A new year, a new me
I have mentioned in other blog articles (I’m a mess, masquerade, ok to not be ok) the role safe, healthy, vulnerable relationships play in our own healing and growth. I’ve talked about how healing doesn’t take place in isolation it takes place in relationships. But, I haven’t really talked about how important accountability is. Many of us have made New Year’s resolutions. We’ve possibly said it’s a new year and a new me. Or, we’ve resolved to lose weight, get in shape, eat healthier, or save money and statistics show that by February most have quit and resorted back to unhealthy habits. According to Dan Diamond, a contributor to Forbes.com only 8% of people achieve their new year’s resolutions. However, those that are successful at reaching their resolutions or goals typically have at least one thing in common, they had accountability. In this blog article, I want to talk about the reasons accountability are so important to our success. First, accountability is a biblical principle. In addition, accountability increases connection and it raises the standard.
Most Christians are fully aware that ultimately, we are accountable to God. If there is any doubt a quick read of Romans 14 will clear that up. In fact, many of us will use that as justification to avoid accountability from others. We may say things like only God can judge me, or I don’t need anyone but God. However, throughout the new testament, we see how important accountability is. For example, Galatians 6: 1 says “Brothers, if anyone is caught in any transgression, you who are spiritual should restore him in a spirit of gentleness…….” James 5:16 says “Therefore, confess your sins to one another and pray for one another, that you may be healed….” And Luke 17:3 says “Pay attention to yourselves. If your brother sins, rebuke him, and if he repents, forgive him.” These are just a few of the scriptures regarding biblical accountability between Christians.
Have you ever participated in a group Bible study or devotional? Typically, there are reading requirements and an expectation that group members will read the material and have talking points to discuss at the next meeting. There is a layer of accountability woven into the group process. And the expectation of others can push us to follow through with our commitment to the group.
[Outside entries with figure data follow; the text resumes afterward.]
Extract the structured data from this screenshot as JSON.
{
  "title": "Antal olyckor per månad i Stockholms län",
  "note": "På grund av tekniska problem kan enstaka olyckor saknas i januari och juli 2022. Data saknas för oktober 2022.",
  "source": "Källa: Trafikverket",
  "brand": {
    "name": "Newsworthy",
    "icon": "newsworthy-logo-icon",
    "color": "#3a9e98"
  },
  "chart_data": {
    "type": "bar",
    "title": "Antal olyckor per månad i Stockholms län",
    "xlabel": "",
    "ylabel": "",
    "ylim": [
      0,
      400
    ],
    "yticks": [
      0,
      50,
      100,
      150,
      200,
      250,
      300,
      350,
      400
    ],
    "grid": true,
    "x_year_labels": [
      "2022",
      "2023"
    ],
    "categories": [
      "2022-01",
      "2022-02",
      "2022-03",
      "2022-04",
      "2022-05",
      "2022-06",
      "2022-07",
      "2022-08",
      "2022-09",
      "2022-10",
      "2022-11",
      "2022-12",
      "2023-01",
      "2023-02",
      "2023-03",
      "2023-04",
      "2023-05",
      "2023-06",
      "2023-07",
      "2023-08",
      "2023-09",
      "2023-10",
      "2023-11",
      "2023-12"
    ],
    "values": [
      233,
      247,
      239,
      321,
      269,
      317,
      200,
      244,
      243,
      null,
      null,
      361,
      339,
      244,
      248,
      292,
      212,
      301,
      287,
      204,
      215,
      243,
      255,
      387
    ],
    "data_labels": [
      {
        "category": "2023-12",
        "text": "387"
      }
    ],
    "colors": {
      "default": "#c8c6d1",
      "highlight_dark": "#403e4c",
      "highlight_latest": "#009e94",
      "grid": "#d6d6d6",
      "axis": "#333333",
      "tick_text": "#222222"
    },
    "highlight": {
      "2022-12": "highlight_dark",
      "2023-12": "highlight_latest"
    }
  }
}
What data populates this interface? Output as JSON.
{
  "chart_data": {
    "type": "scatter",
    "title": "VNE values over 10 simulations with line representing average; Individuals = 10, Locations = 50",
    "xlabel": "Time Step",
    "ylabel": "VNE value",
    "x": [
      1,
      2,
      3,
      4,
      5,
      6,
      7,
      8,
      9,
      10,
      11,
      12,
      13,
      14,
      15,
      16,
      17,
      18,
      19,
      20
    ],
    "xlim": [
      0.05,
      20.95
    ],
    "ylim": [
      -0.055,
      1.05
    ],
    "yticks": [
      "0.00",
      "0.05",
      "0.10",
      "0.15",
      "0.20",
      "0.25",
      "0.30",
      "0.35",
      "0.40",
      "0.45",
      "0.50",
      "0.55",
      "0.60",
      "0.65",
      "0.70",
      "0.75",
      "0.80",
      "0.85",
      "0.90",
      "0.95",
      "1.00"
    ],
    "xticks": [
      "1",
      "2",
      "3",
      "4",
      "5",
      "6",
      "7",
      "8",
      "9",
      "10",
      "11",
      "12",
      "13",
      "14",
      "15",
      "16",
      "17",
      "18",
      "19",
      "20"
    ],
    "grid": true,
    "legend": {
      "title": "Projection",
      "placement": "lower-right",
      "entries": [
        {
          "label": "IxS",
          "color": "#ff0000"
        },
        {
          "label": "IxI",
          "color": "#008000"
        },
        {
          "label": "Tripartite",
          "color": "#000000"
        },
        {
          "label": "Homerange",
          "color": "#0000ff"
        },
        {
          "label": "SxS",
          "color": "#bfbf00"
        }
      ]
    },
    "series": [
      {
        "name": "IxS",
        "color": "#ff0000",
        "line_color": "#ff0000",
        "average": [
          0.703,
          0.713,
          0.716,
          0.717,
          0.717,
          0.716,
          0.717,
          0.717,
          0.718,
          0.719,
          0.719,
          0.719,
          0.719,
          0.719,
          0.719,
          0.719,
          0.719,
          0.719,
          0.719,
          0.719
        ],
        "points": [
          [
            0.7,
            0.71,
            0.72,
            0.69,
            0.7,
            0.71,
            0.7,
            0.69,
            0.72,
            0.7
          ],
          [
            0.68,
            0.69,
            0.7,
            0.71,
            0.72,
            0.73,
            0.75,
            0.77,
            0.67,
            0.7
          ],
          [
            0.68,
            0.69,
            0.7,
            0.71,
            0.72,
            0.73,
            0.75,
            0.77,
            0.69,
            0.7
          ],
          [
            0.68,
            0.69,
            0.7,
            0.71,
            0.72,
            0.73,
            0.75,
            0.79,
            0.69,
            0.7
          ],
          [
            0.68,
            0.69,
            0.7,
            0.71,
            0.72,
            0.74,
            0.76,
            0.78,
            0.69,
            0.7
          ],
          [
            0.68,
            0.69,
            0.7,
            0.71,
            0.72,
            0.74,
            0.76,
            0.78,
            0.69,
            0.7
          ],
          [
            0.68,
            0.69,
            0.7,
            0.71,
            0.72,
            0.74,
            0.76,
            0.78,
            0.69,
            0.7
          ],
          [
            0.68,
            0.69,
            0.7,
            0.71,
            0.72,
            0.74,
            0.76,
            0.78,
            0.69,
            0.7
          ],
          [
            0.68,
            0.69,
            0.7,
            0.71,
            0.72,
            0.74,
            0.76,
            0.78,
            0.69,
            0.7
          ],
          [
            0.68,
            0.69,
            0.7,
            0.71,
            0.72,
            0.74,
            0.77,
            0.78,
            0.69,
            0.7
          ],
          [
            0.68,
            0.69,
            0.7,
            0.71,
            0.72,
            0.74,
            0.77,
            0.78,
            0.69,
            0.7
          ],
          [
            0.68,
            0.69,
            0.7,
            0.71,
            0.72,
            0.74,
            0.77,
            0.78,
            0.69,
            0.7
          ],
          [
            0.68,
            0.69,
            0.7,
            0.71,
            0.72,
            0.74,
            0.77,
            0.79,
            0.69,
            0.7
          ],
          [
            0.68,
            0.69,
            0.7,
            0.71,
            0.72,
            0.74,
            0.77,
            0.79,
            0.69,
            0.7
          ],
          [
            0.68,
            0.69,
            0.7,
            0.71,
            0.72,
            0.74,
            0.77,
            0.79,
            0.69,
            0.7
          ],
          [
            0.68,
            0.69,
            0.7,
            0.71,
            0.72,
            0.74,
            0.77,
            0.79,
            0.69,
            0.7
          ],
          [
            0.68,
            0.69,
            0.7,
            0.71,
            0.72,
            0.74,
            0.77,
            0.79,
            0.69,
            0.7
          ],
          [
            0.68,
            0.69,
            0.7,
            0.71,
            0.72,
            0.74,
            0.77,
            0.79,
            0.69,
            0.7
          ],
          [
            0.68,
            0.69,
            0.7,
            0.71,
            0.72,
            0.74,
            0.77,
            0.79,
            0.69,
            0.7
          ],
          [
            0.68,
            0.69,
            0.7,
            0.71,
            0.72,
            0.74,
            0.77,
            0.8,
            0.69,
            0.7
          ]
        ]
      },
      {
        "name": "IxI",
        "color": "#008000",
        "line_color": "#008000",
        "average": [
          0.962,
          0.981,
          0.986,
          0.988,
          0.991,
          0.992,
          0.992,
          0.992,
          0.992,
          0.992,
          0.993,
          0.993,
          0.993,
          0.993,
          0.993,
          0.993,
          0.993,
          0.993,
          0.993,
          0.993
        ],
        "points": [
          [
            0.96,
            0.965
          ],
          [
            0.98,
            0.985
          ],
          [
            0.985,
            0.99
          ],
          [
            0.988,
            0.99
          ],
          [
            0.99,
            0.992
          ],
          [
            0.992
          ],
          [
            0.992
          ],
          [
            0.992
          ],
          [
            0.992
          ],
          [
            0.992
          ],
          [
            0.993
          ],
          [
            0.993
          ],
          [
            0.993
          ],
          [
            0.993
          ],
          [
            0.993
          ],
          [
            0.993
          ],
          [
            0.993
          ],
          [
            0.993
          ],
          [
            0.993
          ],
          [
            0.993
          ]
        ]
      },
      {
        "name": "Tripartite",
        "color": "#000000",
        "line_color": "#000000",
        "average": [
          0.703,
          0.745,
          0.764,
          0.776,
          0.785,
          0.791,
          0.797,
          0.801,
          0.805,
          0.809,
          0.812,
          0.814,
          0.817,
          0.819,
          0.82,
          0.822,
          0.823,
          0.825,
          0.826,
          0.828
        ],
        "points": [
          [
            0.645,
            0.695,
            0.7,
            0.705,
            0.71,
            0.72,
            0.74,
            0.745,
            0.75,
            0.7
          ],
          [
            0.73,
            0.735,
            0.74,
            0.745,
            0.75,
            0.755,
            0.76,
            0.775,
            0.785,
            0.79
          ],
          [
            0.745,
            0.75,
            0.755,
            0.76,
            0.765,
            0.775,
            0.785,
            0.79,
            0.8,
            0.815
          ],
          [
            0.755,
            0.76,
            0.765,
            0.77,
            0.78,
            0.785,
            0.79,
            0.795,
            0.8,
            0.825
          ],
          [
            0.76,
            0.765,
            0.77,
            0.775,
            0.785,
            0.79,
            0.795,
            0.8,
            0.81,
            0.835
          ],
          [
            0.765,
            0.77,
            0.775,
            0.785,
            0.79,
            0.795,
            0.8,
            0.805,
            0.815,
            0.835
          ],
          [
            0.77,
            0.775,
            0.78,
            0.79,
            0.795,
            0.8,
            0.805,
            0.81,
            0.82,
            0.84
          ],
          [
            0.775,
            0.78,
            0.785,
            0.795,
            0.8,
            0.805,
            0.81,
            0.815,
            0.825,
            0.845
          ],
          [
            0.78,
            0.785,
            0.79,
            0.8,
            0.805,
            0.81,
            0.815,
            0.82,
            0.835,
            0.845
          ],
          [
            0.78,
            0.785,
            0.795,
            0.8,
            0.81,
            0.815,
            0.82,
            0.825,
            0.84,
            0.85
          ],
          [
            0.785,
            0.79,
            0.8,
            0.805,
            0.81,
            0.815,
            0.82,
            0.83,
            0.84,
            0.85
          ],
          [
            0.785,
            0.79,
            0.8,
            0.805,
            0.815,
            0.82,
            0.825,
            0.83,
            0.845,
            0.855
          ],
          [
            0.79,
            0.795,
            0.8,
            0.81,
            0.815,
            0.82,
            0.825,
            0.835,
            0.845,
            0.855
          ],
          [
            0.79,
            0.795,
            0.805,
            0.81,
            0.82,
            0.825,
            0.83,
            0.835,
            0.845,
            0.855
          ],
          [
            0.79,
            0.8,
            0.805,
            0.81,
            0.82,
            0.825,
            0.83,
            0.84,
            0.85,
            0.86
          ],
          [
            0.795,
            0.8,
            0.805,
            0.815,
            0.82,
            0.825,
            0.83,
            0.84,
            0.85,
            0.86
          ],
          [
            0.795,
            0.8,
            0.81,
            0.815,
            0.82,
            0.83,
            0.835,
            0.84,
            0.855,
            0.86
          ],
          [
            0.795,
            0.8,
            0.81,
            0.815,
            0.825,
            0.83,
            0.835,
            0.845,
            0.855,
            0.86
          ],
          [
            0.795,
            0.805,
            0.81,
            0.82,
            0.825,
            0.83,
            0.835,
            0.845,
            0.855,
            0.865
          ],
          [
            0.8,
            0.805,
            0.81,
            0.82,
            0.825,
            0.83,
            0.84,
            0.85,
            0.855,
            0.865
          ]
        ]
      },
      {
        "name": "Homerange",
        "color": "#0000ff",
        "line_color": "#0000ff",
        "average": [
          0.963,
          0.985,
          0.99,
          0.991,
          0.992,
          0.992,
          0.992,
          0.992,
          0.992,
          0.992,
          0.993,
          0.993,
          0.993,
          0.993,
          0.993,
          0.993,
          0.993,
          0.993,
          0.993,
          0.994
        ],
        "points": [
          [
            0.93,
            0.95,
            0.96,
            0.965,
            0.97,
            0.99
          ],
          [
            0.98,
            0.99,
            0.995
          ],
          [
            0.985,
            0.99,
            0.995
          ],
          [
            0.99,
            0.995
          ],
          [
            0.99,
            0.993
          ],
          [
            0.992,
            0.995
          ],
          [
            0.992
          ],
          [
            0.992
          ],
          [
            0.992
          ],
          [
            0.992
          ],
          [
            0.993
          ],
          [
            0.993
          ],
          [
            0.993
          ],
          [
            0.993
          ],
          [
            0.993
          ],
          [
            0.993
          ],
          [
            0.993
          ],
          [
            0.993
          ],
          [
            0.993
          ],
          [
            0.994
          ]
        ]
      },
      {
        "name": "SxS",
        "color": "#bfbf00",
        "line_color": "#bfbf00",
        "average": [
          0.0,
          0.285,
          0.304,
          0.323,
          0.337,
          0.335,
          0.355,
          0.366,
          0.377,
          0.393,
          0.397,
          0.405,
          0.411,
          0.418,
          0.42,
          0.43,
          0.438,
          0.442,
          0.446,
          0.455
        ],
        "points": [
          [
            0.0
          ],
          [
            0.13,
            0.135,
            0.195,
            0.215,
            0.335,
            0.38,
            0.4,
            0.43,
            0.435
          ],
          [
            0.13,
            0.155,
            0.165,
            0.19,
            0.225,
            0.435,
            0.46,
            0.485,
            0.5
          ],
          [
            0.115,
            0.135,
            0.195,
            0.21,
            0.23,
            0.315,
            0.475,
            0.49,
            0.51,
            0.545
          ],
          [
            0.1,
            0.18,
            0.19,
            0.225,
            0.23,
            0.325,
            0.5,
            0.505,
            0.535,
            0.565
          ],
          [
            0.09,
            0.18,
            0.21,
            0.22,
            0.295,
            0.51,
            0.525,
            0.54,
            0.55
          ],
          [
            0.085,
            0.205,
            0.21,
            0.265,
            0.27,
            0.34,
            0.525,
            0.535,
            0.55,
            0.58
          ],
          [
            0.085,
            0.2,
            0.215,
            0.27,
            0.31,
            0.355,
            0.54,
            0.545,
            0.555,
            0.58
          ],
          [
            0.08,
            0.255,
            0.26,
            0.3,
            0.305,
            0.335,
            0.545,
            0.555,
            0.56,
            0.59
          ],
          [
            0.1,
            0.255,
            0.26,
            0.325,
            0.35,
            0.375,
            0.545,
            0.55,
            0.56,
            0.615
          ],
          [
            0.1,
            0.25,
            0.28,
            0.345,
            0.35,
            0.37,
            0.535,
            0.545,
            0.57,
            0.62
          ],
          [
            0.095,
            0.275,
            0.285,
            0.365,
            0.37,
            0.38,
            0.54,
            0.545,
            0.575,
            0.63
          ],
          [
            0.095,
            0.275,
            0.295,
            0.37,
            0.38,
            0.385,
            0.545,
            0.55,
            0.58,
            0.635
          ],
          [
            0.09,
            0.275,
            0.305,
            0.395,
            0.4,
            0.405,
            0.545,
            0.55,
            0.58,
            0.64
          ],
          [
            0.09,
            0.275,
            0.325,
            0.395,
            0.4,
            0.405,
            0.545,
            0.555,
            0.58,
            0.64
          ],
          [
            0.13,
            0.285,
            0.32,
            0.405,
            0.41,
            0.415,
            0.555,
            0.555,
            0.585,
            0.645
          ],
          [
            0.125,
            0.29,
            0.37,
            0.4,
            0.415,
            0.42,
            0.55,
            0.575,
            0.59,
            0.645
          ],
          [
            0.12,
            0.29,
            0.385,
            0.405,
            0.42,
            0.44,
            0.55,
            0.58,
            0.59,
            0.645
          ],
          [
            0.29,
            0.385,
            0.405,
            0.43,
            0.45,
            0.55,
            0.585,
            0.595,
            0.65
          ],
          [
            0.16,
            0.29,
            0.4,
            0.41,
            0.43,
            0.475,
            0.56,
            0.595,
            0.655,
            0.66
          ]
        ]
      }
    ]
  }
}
That is a corporate or macro level of accountability, which can be very beneficial. However, I want to talk about a more intimate form of accountability that increases connection.
When we reach out to someone, step into vulnerability, and tell them what our goals are, what we are trying to change in our lives, or what we are struggling with and we ask them to walk through it with us and we give them permission to call us out and hold us accountable we are opening a door that leads to genuine connection and growth. 1Thessalonians 5:11 says we are to “Therefore encourage one another and build one another up…..” I think this is one of the reasons the counseling relationship can be so powerful, accountability is built in. Encouraging one another, walking through pain and difficulty and celebrating the victories build's safe, healthy, vulnerable relationships and increases the genuine connection between us but it also raises the standard.
Raises the Standard
You may be curious what I mean by raising the standard. So, I will explain it this way. If I am your accountability partner and I see you reaching your goals, working through difficult situations, giving up self-destructive behaviors and unhealthy choices, I am seeing what you are capable of. Therefore, when the next challenge comes up I am going to remind you of the victories you have already achieved. I am less likely to let you slide with excuses of why you aren’t following through with your commitments. The mere act of entering into a relationship built on trust and accountability holds both parties to a higher standard. Accountability, over time, collects evidence of your success and encourages you to do your best.
On the contrary, a lack of accountability can lead to self-destructive behaviors and unhealthy choices. Have you ever heard the saying “I can do bad all by myself?” Well, it’s true, outside of healthy relationships it is easy to fall back into self-destructive behaviors. In addition, without accountability, it is easy to make excuses and not follow through with commitments. Remember, accountability is more than holding someone responsible it includes encouraging and building one another up. Are you more successful when you have a cheerleader in your corner? In addition, are you more likely to set the example, do the right thing, and follow through if you are encouraging someone else and holding them accountable?
How do I implement?
Now that you are convinced accountability is essential to success, you may be asking how do I go about implementing it into my life. If you have never asked someone to be a mentor or to be an accountability partner you may feel it is somewhat foreign and uncomfortable. And, you would be correct. Growth doesn’t happen in our comfort zones and if you are going to make changes you are going to have to take risks and allow yourself to be vulnerable. For some that may mean praying and asking God for guidance regarding who they should ask to be this person in their life. For others, someone automatically pops into your head as the right person. Whatever the case, be bold, be brave, and step out of your comfort zone and take a risk. It may be uncomfortable and difficult, but you can do difficult things.
What’s the point?
No one wants to fail. We all want to be successful even if success looks different for each of us. If you have goals to better yourself, change self-destructive behaviors, move beyond surviving to thriving, or increase connection with those you love; having a trusted, safe person as an accountability partner can help you accomplish your goals. Do the difficult right thing, accountability improves our lives if we utilize it.